Short examples show how strict syntax prevents ambiguity.

Valid atomic sentence:
Truck_A is assigned to Warehouse_7.

Invalid (missing determiner):
driver is assigned to a route.

Valid relative clause:
A user who is active and who knows python is an admin.

Aggregations and comparators

Aggregations produce numeric values, and comparators express numeric constraints without becoming predicates. Both are parsed into structured AST nodes.

The number of packages is greater than 10.
The sum of weight of every package is less than 5000.

The Lossless AST

The AST (Abstract Syntax Tree) in CNL-PL differs significantly from ASTs in traditional programming languages like JavaScript or Python. In those languages, the AST is often "lowered" or simplified immediately—comments are discarded, whitespace is irrelevant, and syntactic sugar is desugared.

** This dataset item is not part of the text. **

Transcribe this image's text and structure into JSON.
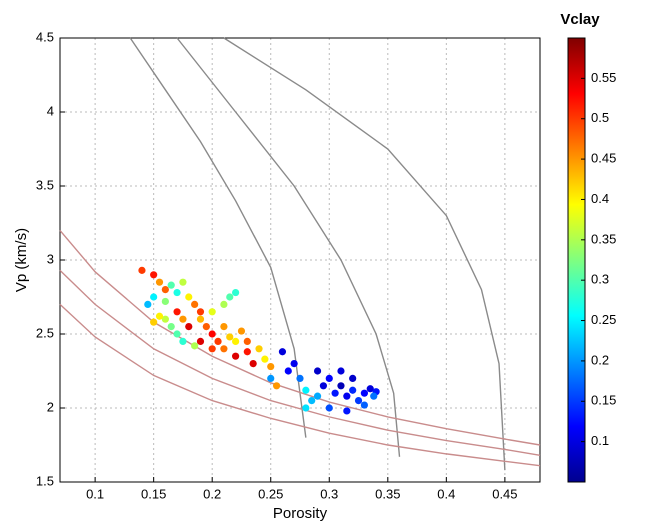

In CNL-PL, the AST is designed to be lossless. It preserves the exact lexical spans (start and end positions) of every node relative to the source text. This is critical for the "Explain" pragmatic. When the system needs to report an error or explain a deduction, it must point back to the exact words the user typed, not a reconstructed approximation.

Furthermore, the AST structure is rigid regarding Canonical Forms. While the user might write "X is greater than Y", the AST normalizes this into a specific Comparison node. However, it retains the knowledge that this came from a natural language sentence. This duality—rigid logical structure on the inside, natural language mapping on the outside—is what makes the AST the "source of truth" for the compiler.

Grammar and EBNF

The rules governing what constitutes a valid sentence are defined using EBNF (Extended Backus-Naur Form). This formal notation describes the syntax recursively. For instance, an EBNF rule might state that a Statement consists of a Sentence followed by a period EOF marker.

Crucially, CNL-PL uses strict token definitions (IDENT for identifiers, strings, numbers). One of the most common sources of ambiguity in natural language parsers is deciding what is a keyword and what is a name. CNL-PL solves this with the "Longest Match" rule in the lexer and strict Action Blocks. If a word is a reserved keyword, it cannot be used as an identifier unless quoted or escaped. This eliminates the "garden path sentence" problem where the parser gets halfway through a sentence before realizing it misunderstood the first word.